Effective models of strong and electroweak interactions are extensively applied in particle
physics phenomenology and in many instances can compete with large-scale numerical simulations
of Standard Model physics. These contexts include but are not limited to providing indications
for phase transitions and the nature of elementary excitations of strong and electroweak
matter. A precondition for obtaining high-precision predictions is the application of some
advanced functional techniques to the effective models where the sensitivity of the results to
the accurate choice of the input parameters is under control and the insensitivity to the
actual choice of ultraviolet regulators is ensured. The credibility of such attempts ultimately
requires a clean renormalization procedure and an error estimation due to a necessary
truncation in the resummation procedure. In this concise primer we discuss systematically and
in sufficient technical depth the features of a number of approximate methods as applied to
various effective models of chiral symmetry breaking in strong interactions and the
BEH-mechanism of symmetry breaking in the electroweak theory.
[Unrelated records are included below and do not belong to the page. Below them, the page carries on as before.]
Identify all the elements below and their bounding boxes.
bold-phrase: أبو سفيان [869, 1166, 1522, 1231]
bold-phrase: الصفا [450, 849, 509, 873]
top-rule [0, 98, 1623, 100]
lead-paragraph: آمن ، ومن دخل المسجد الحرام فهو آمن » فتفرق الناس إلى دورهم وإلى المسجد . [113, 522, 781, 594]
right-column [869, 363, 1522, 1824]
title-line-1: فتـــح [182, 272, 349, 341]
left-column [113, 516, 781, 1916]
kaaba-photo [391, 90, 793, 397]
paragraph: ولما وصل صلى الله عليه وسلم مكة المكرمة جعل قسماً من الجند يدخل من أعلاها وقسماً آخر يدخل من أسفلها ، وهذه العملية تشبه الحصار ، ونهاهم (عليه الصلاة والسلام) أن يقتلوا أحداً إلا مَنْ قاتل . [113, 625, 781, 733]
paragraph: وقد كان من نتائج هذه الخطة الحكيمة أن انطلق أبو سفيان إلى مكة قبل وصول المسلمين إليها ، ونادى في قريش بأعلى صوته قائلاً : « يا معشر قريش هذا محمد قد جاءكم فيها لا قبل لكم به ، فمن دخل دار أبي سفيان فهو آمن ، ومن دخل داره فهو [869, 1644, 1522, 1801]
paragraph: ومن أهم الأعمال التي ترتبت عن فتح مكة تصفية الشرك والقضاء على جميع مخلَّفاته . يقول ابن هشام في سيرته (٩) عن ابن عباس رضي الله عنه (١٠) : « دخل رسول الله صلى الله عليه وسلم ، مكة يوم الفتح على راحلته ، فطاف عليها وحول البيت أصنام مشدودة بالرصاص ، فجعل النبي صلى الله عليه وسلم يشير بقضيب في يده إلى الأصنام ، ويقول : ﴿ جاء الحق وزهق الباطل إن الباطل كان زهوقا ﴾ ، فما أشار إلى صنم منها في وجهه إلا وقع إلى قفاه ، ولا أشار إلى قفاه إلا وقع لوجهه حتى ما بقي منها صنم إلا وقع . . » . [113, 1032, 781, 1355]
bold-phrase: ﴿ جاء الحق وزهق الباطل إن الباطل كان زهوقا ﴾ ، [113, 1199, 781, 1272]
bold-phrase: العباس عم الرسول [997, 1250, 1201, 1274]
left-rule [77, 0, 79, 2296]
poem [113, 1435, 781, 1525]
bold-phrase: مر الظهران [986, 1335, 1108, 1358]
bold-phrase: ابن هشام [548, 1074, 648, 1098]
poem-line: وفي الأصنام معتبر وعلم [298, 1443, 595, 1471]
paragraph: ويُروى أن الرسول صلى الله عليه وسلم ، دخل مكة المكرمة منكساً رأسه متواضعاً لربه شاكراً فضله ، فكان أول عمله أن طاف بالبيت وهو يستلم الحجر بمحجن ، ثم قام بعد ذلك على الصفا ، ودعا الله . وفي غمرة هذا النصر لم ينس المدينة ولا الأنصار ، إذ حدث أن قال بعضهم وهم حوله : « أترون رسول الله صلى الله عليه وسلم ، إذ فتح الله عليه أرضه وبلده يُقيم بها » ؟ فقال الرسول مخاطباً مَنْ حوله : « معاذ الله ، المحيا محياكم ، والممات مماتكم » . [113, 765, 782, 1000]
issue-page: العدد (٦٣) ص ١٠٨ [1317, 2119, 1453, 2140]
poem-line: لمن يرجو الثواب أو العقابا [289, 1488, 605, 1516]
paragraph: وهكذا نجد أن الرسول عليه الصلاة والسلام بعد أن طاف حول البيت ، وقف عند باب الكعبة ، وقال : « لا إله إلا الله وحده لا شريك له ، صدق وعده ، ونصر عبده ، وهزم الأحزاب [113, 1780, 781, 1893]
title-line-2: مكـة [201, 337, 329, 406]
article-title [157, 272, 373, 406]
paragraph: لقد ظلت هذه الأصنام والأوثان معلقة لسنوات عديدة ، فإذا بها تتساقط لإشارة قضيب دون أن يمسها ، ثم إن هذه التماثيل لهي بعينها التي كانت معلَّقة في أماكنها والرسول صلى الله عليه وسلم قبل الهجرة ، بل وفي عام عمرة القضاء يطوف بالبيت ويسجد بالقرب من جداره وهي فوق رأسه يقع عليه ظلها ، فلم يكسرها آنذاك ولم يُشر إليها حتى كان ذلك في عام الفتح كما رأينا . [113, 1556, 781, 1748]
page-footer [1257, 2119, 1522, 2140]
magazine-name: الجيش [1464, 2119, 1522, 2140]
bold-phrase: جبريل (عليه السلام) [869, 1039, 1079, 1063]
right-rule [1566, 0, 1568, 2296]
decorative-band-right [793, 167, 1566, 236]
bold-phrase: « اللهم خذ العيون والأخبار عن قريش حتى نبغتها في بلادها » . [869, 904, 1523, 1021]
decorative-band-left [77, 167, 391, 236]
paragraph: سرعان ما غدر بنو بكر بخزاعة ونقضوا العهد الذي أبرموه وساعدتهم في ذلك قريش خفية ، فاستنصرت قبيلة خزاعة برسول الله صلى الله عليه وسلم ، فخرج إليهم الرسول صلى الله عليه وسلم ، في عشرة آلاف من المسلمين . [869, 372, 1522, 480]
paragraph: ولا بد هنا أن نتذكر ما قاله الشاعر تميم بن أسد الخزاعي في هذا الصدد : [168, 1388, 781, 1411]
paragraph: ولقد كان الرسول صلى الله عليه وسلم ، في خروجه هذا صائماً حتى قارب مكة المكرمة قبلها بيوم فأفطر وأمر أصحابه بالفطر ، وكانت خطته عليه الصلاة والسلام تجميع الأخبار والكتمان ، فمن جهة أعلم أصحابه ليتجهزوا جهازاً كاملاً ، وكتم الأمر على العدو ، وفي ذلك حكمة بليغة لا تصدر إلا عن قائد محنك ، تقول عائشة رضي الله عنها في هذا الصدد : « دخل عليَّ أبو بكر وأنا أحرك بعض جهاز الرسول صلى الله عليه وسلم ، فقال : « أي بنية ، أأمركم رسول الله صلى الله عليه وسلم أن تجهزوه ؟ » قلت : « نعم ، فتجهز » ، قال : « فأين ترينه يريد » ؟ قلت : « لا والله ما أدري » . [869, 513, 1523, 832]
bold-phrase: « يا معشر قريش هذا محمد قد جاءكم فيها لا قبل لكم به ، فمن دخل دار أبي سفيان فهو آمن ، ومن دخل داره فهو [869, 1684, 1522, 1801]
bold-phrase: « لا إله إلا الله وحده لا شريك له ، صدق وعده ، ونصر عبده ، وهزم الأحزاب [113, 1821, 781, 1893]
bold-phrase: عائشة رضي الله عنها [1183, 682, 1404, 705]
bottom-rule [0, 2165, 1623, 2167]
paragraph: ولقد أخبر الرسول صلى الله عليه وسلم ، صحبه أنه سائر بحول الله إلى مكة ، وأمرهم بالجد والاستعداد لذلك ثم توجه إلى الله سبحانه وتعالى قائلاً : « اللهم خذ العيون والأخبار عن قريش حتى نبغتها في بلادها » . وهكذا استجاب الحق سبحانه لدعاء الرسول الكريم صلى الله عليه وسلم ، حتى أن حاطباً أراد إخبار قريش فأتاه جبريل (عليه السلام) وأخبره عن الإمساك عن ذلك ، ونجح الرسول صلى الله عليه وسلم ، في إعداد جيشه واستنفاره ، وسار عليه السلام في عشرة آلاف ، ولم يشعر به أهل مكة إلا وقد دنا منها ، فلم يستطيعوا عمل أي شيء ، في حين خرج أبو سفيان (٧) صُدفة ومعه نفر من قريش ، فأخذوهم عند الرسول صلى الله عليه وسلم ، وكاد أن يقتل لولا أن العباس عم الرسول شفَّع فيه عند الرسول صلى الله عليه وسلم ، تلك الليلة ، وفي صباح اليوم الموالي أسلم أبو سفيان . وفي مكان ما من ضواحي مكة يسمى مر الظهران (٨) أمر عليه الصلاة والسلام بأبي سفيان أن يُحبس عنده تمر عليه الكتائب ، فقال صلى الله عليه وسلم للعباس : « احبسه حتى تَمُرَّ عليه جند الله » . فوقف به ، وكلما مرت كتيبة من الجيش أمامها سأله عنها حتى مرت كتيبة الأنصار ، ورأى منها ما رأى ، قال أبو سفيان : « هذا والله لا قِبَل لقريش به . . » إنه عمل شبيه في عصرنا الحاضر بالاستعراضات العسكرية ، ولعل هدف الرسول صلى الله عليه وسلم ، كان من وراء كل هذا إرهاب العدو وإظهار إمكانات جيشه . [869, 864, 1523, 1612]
After introducing the basics of
the functional integral formulation of quantum field theories and the derivation of different
variants of the equations which determine the n-point functions the text elaborates on the
formulation of the optimized perturbation theory and the large-N expansion as applied to the
solution of these underlying equations in vacuum. The optimisation aspects of the 2PI
approximation is discussed. Each of them is presented as a specific reorganisation of the weak
coupling perturbation theory. The dimensional reduction of high temperature field theories is
discussed from the same viewpoint. The renormalization program is described for each approach
in detail and particular attention is paid to the appropriate interpretation of the notion of
renormalization in the presence of the Landau singularity. Finally results which emerge from
the application of these techniques to the thermodynamics of strong and electroweak
interactions are reviewed in detail.